Using big data for cardiovascular health surveillance: insights from 10.3 million individuals in the CANHEART cohort

Chu A, Hennessy DA, Johnston S, Udell JA, Lee DS, Jia J, Tu JV, Ko DT. Can J Cardiol. 2022; Jun 12 [Epub ahead of print]. DOI:

Background — The increasing availability of large electronic population-based databases offers unique opportunities to conduct cardiovascular health surveillance traditionally done using surveys.

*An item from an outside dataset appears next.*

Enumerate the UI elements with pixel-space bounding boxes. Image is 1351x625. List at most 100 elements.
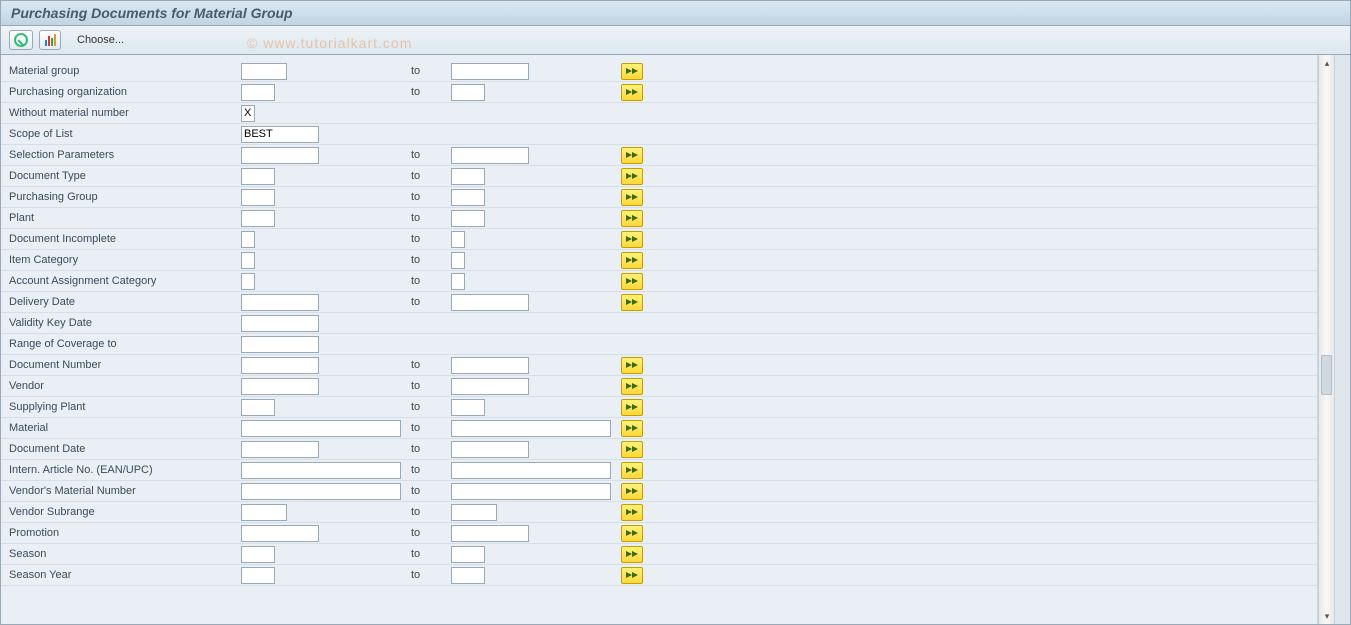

We aimed to examine cardiovascular risk factor burden, preventive care, and disease incidence among adults in Ontario, Canada using routinely collected data, and compare estimates with health survey data.

Methods — In the CArdiovascular HEalth in Ambulatory Care Research Team (CANHEART) initiative, multiple health administrative databases were linked to create a population-based cohort of 10.3 million adults without a history of cardiovascular disease. We examined cardiovascular risk factor burden and screening, and outcomes between 2016 and 2020. Risk factor burden was also compared with cycles 3-5 (2012-17) of the Canadian Health Measures Survey (CMHS), which included 9,473 participants across Canada.

Results — Mean age of our study cohort was 47.9±17.0 years and 52.0% were women. Lipid and diabetes assessment rates among individuals 40-79 years were 76.6% and 78.2%, respectively, and lowest among men 40-49 years. Total cholesterol levels and diabetes and hypertension rates among men and women 20-79 years were similar to CHMS findings (total cholesterol: 4.80/4.98 versus 4.94/5.25 mmol/L; diabetes: 8.2%/7.1% versus 8.1%/6.0%; hypertension: 21.4%/21.6% versus 23.9%/23.1%, respectively); however, CANHEART individuals had slightly higher mean glucose (men: 5.79 versus 5.44; women: 5.39 versus 5.09 mmol/L) and systolic blood pressures (men: 126.2 versus 118.3; women 120.6 versus 115.7 mmHg).

Conclusions — Cardiovascular health surveillance is possible through linkage of routinely collected electronic population-based datasets. However, further investigation is needed to understand differences between health administrative and survey measures cross-sectionally and over time.